Dans les Mellon Lectures que j’ai prononcées en mai 2000 à Washington
(en voie de publication), j’ai cru pouvoir montrer que la « Querelle des
Anciens et des Modernes » n’avait pas laissé indemne l’histoire des arts
français, mais qu’au contraire celle-ci s’éclairait un peu mieux si on la
percevait sur ce fonds commun qu’elle partage avec l’histoire littéraire. La
question d’un « art royal » et de son decorum propre, distinct de celui de
l’art d’Église, mais soucieux tout aussi bien de donner le ton aux arts de
délectation profanes et privés, est au cœur d’un débat propre à la France, et
qui oriente aux XVIIe et XVIIIe siècles le sort des arts et des lettres
français dans un sens polémique inconnu, au moins à ce degré, en Italie et
à plus forte raison en Espagne ou en Hollande.
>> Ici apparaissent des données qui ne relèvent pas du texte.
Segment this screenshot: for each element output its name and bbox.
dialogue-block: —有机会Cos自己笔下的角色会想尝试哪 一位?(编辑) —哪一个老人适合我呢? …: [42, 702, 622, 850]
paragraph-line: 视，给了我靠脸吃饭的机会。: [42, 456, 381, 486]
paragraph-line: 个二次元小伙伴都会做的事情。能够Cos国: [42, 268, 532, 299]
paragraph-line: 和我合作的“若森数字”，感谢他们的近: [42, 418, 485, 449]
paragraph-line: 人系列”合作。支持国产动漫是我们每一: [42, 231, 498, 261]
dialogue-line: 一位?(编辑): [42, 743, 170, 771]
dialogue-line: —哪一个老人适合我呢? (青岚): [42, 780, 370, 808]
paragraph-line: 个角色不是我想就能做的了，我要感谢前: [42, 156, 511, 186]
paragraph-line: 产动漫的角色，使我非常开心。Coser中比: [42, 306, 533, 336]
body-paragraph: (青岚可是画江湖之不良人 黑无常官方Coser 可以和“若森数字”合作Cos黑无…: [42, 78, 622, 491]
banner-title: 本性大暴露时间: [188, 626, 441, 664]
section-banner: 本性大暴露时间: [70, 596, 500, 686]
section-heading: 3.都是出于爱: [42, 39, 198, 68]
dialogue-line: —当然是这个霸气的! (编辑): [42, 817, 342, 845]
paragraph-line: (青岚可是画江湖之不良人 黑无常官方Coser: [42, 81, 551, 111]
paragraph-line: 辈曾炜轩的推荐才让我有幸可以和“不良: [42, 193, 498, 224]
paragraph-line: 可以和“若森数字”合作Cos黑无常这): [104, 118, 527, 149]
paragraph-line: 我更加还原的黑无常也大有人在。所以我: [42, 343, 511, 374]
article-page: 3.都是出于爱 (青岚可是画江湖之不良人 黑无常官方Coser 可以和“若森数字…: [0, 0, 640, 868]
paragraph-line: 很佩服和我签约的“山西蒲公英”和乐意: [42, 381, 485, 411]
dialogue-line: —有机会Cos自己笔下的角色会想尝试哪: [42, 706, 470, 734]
Cette responsabilité
politique assignée aux arts par la Cour et le refus de cette responsabilité par
les arts de la Ville, infléchit en profondeur les termes du débat hérité de la
Renaissance. En France, le « retour à l’antique », conçu par le comte de
Caylus dans un esprit conservateur et au service de la grandeur royale, a pu
être détourné par Diderot, puis par David, au service d’une émancipation «
républicaine » et d’une liberté « citoyenne ». Le débat quasi clandestin
dans la Rome de la Contre Réforme entre un art de peindre lié à la piété
personnelle, celui du Baroche et du Caravage, un art d’Église officiel, et un
art profane de délectation privée, celui par exemple de la galerie Farnèse
d’Annibal Carrache, ou encore, dans la Rome dite « baroque »,
l’oscillation feutrée entre un Poussin et un Bernin ou un Pietro da Cortona,
préfigurent la Querelle à grande échelle dont Paris est le théâtre de Le Brun
à Watteau, de Boucher à David.
Tels sont les trois principaux chapitres, reliés entre eux, de mon propre
champ de recherche. Plusieurs projets de publication et d’études confiés à
des collaborateurs et à des élèves s’y rattachent.